Desde luego no todos hacían gala de tanta generosidad. Otros autores se solazaban en una suerte de cinismo arrogante, o de altiva franqueza. Karl Marx cita a Bernard de Mandeville, filósofo, médico, economista político y satírico (Países Bajos 1670- Inglaterra 1733), autor de la célebre “Fábula de las Abejas o los Bribones devenidos Gentes Honestas”.
En ese conocido texto, Mandeville afirma lo que sigue:
“Allí dónde la propiedad está suficientemente protegida, sería más fácil vivir sin dinero que sin pobres, porque ¿quién haría el trabajo?… Si no hay que hambrear a los trabajadores, tampoco hay que darles tanto que valiese la pena tesorizar. Si aquí o allí, apretándose el cinturón y a fuerza de una aplicación extraordinaria algún individuo de la clase ínfima se eleva por encima de su condición, nadie debe impedírselo.
“Por el contrario, no podríamos negar que llevar una vida frugal sea la conducta más sabia para cada particular, para cada familia tomada separadamente, pero no es el menor interés de las naciones ricas el que la gran mayoría de los pobres nunca esté inactiva y gaste siempre sus haberes… Aquellos que ganan su vida con su labor cotidiana no tienen otro incentivo para ser acomedidos que sus necesidades que es prudente aliviar, pero que sería una locura satisfacer.
“La única cosa que puede hacer laborioso al hombre de esfuerzo, es un salario moderado. Según su temperamento un salario demasiado bajo lo desalienta o lo desespera, un salario demasiado elevado lo hace insolente o perezoso… De lo que precede resulta que, en una sociedad libre en dónde el esclavismo está prohibido, la riqueza más segura consiste en la multitud de pobres laboriosos…
“Para que la sociedad (que evidentemente se compone de no-trabajadores) sea feliz y el pueblo esté contento incluso de su penosa suerte, es necesario que la gran mayoría permanezca tan ignorante como pobre. Los conocimientos desarrollan y multiplican nuestros deseos, y mientras menos desea un hombre, más fáciles de satisfacer son sus deseos.” (Bernard de Mandeville. “The Fable of the Bees.” 5ª Ed. 1728. Citado por Karl Marx.
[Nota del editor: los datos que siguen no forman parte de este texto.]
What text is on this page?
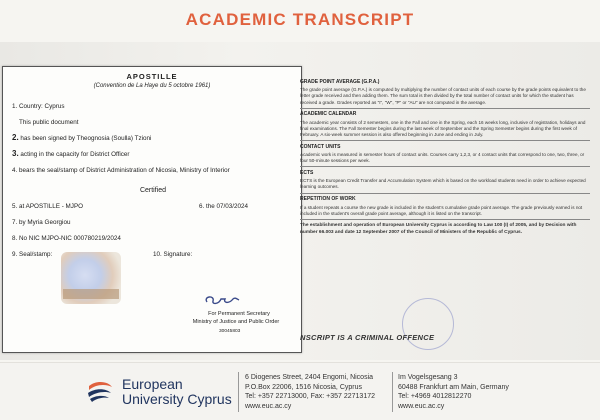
ACADEMIC TRANSCRIPT
APOSTILLE
(Convention de La Haye du 5 octobre 1961)
1. Country: Cyprus
This public document
2. has been signed by Theognosia (Soulla) Tzioni
3. acting in the capacity for District Officer
4. bears the seal/stamp of District Administration of Nicosia, Ministry of Interior
Certified
5. at APOSTILLE - MJPO	6. the 07/03/2024
7. by Myria Georgiou
8. No NIC MJPO-NIC 000780219/2024
9. Seal/stamp:	10. Signature:
For Permanent Secretary
Ministry of Justice and Public Order
30045803
GRADE POINT AVERAGE (G.P.A.)
The grade point average (G.P.A.) is computed by multiplying the number of contact units of each course by the grade points equivalent to the letter grade received and then adding them. The sum total is then divided by the total number of contact units for which the student has received a grade. Grades reported as "I", "W", "P" or "AU" are not computed in the average.
ACADEMIC CALENDAR
The academic year consists of 2 semesters, one in the Fall and one in the Spring, each 16 weeks long, inclusive of registration, holidays and final examinations. The Fall Semester begins during the last week of September and the Spring Semester begins during the first week of February. A six-week summer session is also offered beginning in June and ending in July.
CONTACT UNITS
Academic work is measured in semester hours of contact units. Courses carry 1,2,3, or 4 contact units that correspond to one, two, three, or four 50-minute sessions per week.
ECTS
ECTS is the European Credit Transfer and Accumulation System which is based on the workload students need in order to achieve expected learning outcomes.
REPETITION OF WORK
If a student repeats a course the new grade is included in the student's cumulative grade point average. The grade previously earned is not included in the student's overall grade point average, although it is listed on the transcript.
The establishment and operation of European University Cyprus is according to Law 100 (I) of 2005, and by Decision with number 66.003 and date 12 September 2007 of the Council of Ministers of the Republic of Cyprus.
NSCRIPT IS A CRIMINAL OFFENCE
European
University Cyprus
6 Diogenes Street, 2404 Engomi, Nicosia
P.O.Box 22006, 1516 Nicosia, Cyprus
Tel: +357 22713000, Fax: +357 22713172
www.euc.ac.cy
Im Vogelsgesang 3
60488 Frankfurt am Main, Germany
Tel: +4969 4012812270
www.euc.ac.cy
Op. cit.).
Cualquier parecido con los objetivos perseguidos por el movimiento estudiantil chileno con relación a la educación, su financiamiento, su calidad, y al papel que debe jugar en ella el Estado en cuanto portador de la voluntad y del interés general, no es pura coincidencia. Quienes aguerridamente se oponen a una educación pública, laica y gratuita, y quienes lucran desvergonzadamente con la educación privatizada (¿no son los mismos?) están claramente inspirados por esa deliciosa frase de Bernard de Mandeville:
“Para que la sociedad (que evidentemente se compone de no-trabajadores) sea feliz y el pueblo esté contento incluso de su penosa suerte, es necesario que la gran mayoría permanezca tan ignorante como pobre.”
¿Cómo hacemos entrar en estos razonamientos la tan mentada ley de la oferta y la demanda? ¿De qué manera integramos los patéticos discursos acerca de la productividad o de la competitividad? O aún, para no dar la impresión que es un tema menor, ¿las manipulaciones estadísticas?
Toda la elaboración teórica de la economía estándar tiene sus raíces en una reflexión en la que las relaciones de dominación predeterminan el resultado final. In fine, como vemos, todo se resume a una relación de fuerzas entre capitalistas y trabajadores.